Who would have thought 130 years ago when this country was founded that as a consequence of the work of these generations of men and women that we would pass on to our children today what is viewed as the most valuable passport in the world, in a world that is globalized, in a world where more than ever people travel—

The Deputy Speaker: The hon. whip of the Reform Party on a point of order.

Mr. Chuck Strahl: Mr. Speaker, when the leaders speak of course we do not want to be tight on time. We understand that the leader of the New Democrats went over by two or three minutes to conclude her remarks.

 

. 1815 + -

When the leader of the Conservative Party asked if he would have a couple or three minutes to do the same, we are now into doubling the time allotted for his speech. I think it is time to wrap it up. This has gone on now almost 15 or 20 minutes over the allotted period. I ask you to ask him to bring his remarks to a close.

The Deputy Speaker: The hon. member has not raised a point of order. He is simply making a representation. The House extended the time and did not place a limit on the hon. member's time. I think the hon. member has expressed his view about what the extension should have been but in the circumstances, I recognize the hon. member for Sherbrooke.

Hon. Jean J. Charest: Following the hon. member, Mr. Speaker, he could just leave if he wanted to. He does not have to sit and put up with this. I understand how difficult it must be for him to listen to all of this, but that is fine. I do not want to dwell on that. If he does not want to listen, he can just leave.

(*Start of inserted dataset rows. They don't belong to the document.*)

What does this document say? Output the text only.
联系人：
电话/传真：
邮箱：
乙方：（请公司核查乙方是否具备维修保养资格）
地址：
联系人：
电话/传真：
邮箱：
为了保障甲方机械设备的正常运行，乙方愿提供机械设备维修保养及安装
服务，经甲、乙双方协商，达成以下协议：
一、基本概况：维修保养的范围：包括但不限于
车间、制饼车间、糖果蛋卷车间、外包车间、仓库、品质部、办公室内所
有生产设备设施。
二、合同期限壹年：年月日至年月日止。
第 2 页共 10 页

As I was saying, one of the great accomplishments of this country in this era of globalization, in this era where we as Canadians are more than ever present everywhere in the world, we are passing on to our kids this passport that is of great value. This is something that we, as a Parliament, have a very direct effect upon. I hope that everyone of us here will make a commitment, will inherit that passport and be able to benefit from what is one of the greatest citizenships in the world, being a Canadian.

The Deputy Speaker: Pursuant to order made on Tuesday, September 23, 1997, this House stands adjourned until tomorrow at 10 o'clock.